China Agricultural University
- Motto: 解民生之多艰，育天下之英才
- Motto in English: Solve the difficulties of people's livelihood; Educate talents under the sky
- Type: Public
- Established: 1905; 121 years ago
- President: Sun Qixin
- Academic staff: 1,860
- Undergraduates: 12,000
- Postgraduates: 8,900
- Location: 17 Qinghua East Rd, Haidian, Beijing, 100083, China 40°00′07″N 116°21′17″E﻿ / ﻿40.001957°N 116.35482°E
- Campus: Urban;
- Website: www.cau.edu.cn

Chinese name
- Simplified Chinese: 中国农业大学
- Traditional Chinese: 中國農業大學

Standard Mandarin
- Hanyu Pinyin: Zhōngguó Nóngyè Dàxué

= China Agricultural University =

Public university in Beijing, China

China Agricultural University (CAU) is a public university in Haidian, Beijing, China. The university is affiliated with the Ministry of Education of China. It is part of Project 211, Project 985, and the Double First-Class Construction.

The university was formed in 1995 through the merger of the Beijing Agricultural University and the Beijing Agricultural Engineering University, which evolved from one of the earliest agriculture institutions in China founded in 1905.

As of December 2019, CAU offers 66 undergraduate majors and over 32 masters and 21 doctoral programs. There are around 12,000 undergraduate and 8,900 graduate students. Among them, 508 students are international. Its gymnasium hosted the wrestling events during the 2008 Summer Olympics.

==History==
The history of China Agricultural University can be traced back to 1905 when the College of Agriculture was founded in the former Imperial University of Peking. Beijing Agricultural University (BAU) was established in September 1949 through the merging of Peking University's College of Agriculture, Tsinghua University's College of Agriculture and North China University's College of Agriculture.

In 1954, BAU was listed by the State Council as one of the Top-Six National Key Universities as well as one of the Top-Ten Key Universities for further construction and improvement.

In October 1952, BAU's Department of Agricultural Machinery, North China College of Agricultural Machinery and Ministry of Agriculture's Central Agricultural Mechanization School merged to form the Beijing Mechanized Agricultural College, which was renamed Beijing Agricultural Mechanization Institute (BAMI) in July 1953. The BAMI was listed by the State Council in October 1960 as one of the 64 National Key Universities and then renamed again as Beijing Agricultural Engineering University (BAEU) in 1985.

In 1995, Beijing Agricultural University and Beijing Agricultural Engineering University merged as China Agricultural University (CAU). Since then, the university has become the top academic institution in China in terms of agricultural studies.

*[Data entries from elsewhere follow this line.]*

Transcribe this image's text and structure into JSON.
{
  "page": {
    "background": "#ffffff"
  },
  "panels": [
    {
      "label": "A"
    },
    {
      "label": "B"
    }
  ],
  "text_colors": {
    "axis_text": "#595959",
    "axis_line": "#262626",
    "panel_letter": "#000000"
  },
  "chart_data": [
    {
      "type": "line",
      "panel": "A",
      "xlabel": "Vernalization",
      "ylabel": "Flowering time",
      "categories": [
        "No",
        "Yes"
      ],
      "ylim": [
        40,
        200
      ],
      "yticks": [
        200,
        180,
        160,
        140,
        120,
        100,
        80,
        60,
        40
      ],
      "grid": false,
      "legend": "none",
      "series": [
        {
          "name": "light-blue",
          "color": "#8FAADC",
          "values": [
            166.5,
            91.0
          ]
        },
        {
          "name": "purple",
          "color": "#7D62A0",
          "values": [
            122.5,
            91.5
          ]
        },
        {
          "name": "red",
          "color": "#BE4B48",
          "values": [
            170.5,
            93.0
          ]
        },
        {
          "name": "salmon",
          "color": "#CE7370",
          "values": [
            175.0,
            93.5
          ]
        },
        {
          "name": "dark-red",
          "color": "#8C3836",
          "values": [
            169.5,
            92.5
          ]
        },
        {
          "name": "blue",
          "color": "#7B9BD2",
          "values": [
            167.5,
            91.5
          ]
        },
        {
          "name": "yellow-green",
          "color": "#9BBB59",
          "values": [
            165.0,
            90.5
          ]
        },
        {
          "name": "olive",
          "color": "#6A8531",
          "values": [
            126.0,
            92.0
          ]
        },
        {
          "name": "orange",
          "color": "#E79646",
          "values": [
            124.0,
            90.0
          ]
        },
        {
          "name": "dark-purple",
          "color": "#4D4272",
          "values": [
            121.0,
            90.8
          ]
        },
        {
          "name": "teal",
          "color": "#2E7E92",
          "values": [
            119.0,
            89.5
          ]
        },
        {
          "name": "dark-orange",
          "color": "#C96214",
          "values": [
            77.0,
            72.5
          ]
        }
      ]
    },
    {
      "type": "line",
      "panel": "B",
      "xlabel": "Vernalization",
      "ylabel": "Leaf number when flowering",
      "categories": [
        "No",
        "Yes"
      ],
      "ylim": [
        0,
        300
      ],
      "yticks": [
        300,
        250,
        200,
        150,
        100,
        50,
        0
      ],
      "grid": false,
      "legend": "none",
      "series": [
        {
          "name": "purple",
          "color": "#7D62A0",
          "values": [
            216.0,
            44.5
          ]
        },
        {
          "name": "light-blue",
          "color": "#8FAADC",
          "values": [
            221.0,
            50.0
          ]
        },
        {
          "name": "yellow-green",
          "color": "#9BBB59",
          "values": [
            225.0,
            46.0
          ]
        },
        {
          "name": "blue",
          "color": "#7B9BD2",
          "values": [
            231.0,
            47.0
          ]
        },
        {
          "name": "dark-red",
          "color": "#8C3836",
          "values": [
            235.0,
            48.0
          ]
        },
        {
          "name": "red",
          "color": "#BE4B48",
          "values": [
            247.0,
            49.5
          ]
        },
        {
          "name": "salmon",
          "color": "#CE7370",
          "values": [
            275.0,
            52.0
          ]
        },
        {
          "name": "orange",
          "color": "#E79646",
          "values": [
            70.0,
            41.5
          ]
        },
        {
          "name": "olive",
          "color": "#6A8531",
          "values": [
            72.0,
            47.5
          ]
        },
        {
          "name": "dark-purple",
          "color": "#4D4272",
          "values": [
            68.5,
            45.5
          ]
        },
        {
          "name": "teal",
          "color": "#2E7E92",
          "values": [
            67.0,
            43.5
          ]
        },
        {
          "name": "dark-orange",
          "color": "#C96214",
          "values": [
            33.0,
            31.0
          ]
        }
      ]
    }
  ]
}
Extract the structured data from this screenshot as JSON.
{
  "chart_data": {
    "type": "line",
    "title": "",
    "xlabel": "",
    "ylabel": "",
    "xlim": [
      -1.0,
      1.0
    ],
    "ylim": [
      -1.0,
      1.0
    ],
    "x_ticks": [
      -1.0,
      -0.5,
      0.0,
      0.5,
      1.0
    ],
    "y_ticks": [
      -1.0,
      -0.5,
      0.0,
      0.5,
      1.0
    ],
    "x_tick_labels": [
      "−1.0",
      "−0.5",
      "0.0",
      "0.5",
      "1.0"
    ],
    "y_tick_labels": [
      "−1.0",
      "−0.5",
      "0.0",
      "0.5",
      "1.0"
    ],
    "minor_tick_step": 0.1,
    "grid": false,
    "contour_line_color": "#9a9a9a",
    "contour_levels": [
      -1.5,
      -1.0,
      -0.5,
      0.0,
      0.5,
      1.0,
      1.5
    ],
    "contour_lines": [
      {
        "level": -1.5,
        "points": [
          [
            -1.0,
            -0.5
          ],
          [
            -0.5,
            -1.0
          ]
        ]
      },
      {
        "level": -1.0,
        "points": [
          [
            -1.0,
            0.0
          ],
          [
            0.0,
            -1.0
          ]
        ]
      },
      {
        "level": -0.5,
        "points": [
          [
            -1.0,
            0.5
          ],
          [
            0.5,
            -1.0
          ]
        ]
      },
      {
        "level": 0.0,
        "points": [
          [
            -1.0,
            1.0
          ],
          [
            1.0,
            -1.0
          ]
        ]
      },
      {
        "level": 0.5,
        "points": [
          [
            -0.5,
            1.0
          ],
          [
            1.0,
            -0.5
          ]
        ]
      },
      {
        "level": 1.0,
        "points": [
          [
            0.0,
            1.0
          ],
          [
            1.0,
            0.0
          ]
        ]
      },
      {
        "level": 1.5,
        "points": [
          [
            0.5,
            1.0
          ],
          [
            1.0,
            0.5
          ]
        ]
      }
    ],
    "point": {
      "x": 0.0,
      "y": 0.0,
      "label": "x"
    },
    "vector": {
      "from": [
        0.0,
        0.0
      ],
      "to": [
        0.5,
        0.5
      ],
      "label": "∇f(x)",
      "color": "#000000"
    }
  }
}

Rugby re-emerged in the PRC in 1990, with a club formed at Beijing Agricultural University. A professor there, Chao Xihuang, was introduced to the sport by a Japanese businessman, and set up a couple of sides.

Some of the earliest China-Israel bilateral cooperation occurred at CAU, in the form of the Sino-Israeli Agricultural Training Center.

== Rankings and reputation ==

=== General Rankings ===
The China Agricultural University first appeared in the world's top 500 universities in the global university ranking in 2007.

As of 2026, the university was listed as one of the top 200 global universities in the World University Rankings.

=== Subject Rankings ===

==== Agricultural Science ====
The China Agricultural University is regarded as one of the world's top agricultural research institutions. CAU has been ranked in the top 5 Best Global Universities for "Agricultural Science" by the U.S. News & World Report Best Global Universities Ranking since the ranking's inception in 2014.

As of 2025, China Agricultural University was ranked the best university in the world in "Agricultural Sciences" by the Performance Ranking of Scientific Papers for World Universities, the Academic Ranking of World Universities (ARWU), and the U.S. News & World Report Best Global University Ranking. The 2025 CWTS Leiden Ranking ranked CAU #1 in the world based on the number of their scientific publications belonging to the top 1%, top 5%, and top 10% in "life and earth science."

The QS World University Rankings listed CAU the first in Asia and Oceania region and 4th in the world in "Agriculture & Forestry".

==== Plant and Animal Science/ Veterinary Science ====
As of 2025, CAU ranked #1 in the world in "Plant and Animal Science" by the Performance Ranking of Scientific Papers for World Universities and the U.S. News & World Report Best Global University Ranking. It also ranked 2nd in "Veterinary Science" globally by the Academic Ranking of World Universities.

==== Food Science and Technology ====
As of 2025, CAU ranked #2 globally in "Food Science and Technology" by the U.S. News & World Report Best Global University Ranking and the Academic Ranking of World Universities, respectively.